Heb je zelf gehoorverlies?

  • Gehoorverlies is een onzichtbare beperking. Maak je gesprekspartner daarom duidelijk dat je niet goed hoort. Je kunt ook een badge of een button dragen om dat aan te geven.
  • Moet je een belangrijk gesprek voeren? Zoek dan een geschikte plaats met een goede akoestiek. Vermijd omgevingen met veel achtergrondlawaai.
  • Vraag vooraf waarover het gesprek zal gaan. Dat geeft je al een idee van de context, zodat je gespreksflarden die je minder goed hoort makkelijker kunt aanvullen.
  • Iets niet goed begrepen? Geef dat meteen aan.

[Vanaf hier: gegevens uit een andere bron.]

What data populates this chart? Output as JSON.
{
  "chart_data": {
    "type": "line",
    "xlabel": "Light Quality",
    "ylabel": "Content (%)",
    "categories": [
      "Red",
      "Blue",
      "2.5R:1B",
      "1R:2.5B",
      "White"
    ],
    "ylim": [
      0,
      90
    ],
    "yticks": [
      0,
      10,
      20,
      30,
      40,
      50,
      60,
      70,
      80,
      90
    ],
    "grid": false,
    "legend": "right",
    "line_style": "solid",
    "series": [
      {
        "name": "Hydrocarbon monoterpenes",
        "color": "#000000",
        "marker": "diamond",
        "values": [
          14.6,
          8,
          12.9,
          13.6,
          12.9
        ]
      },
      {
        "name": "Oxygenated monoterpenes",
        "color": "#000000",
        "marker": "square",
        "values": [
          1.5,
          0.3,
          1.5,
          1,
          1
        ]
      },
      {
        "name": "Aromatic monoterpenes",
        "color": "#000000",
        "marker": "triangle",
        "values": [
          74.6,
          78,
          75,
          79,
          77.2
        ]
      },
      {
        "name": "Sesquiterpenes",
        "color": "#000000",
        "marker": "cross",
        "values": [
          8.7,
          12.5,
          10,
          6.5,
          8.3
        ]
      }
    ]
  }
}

  • Wil je je gesprekspartner iets laten herhalen? Vraag hem of haar dan om dat met andere woorden te doen.
  • Hou oogcontact en kijk je gesprekspartner aan.
  • Draag je een hoortoestel? Als de afstand tussen jou en je gesprekspartner te groot wordt, kan solo-apparatuur helpen. Die bestaat uit een zendertje met microfoon en een bijbehorende ontvanger. De spreker draagt het microfoontje om de hals, jij draagt de ontvanger aan het hoortoestel. De spraak die bij de microfoon binnenkomt, wordt door het zendertje doorgestuurd naar jouw hoortoestel. Zo kun je grotere afstanden probleemloos overbruggen, zelfs in een luisteromgeving met veel achtergrondlawaai.

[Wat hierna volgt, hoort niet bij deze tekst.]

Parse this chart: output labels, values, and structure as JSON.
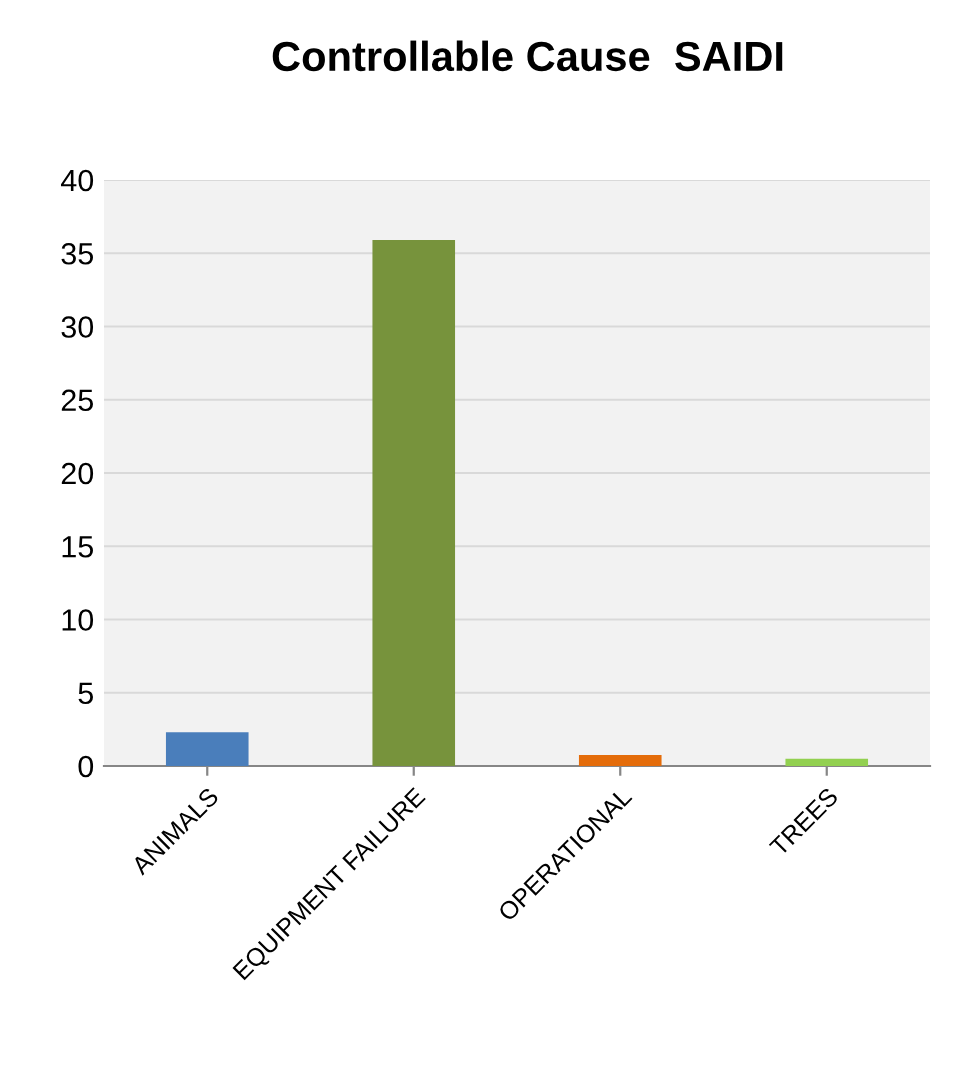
{
  "chart_data": {
    "type": "bar",
    "title": "Controllable Cause  SAIDI",
    "categories": [
      "ANIMALS",
      "EQUIPMENT FAILURE",
      "OPERATIONAL",
      "TREES"
    ],
    "values": [
      2.3,
      35.9,
      0.75,
      0.5
    ],
    "colors": [
      "#4a7ebb",
      "#77933c",
      "#e46c0a",
      "#92d050"
    ],
    "ylim": [
      0,
      40
    ],
    "yticks": [
      0,
      5,
      10,
      15,
      20,
      25,
      30,
      35,
      40
    ],
    "grid": "y"
  }
}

  • Draag je een mondkampje en ben je bang om je hoortoestel per ongeluk kwijt te raken? Draag dan een mondmasker met linten die je achter je hoofd kunt knopen, en niet achter de oren.

Voer je een gesprek met iemand met gehoorverlies?

  • Je hoeft niet bang te zijn of gêne te voelen om mensen met gehoorproblemen aan te spreken. Dove en slechthorende mensen zullen je inspanningen juist enorm appreciëren.
  • Heb je een mondkapje met een doorzichtig mondstuk? Dan kun je dat gebruiken om het spraakafzien van je gesprekspartner niet te hinderen. Het mondkapje moet natuurlijk wel aan de veiligheidsnormen voldoen.
  • Voordat je begint te praten, trek je de aandacht van je gesprekspartner. Raak hem of haar licht aan of zeg zijn of haar naam.
  • Hou oogcontact.
  • Articuleer traag en duidelijk en spreek liever geen dialect. Zo zorg je voor maximale verstaanbaarheid.
  • Roep niet – dat helpt je gesprekspartner immers niet om je beter te verstaan. Roepen zorgt er juist voor dat klanken vervormd worden. Voor sommige mensen met gehoorverlies kan roepen zelfs pijnlijk zijn.
  • Vraag regelmatig of de persoon met gehoorverlies alles goed begrepen heeft.
  • Merk je dat je gesprekspartner je niet goed kan volgen? Herhaal dan even wat je hebt gezegd, maar doe dat dan niet met dezelfde woorden: gebruik liever een andere formulering.
  • Belangrijke informatie schrijf je beter op: telefoonnummers, data van afspraken, namen, adressen enz.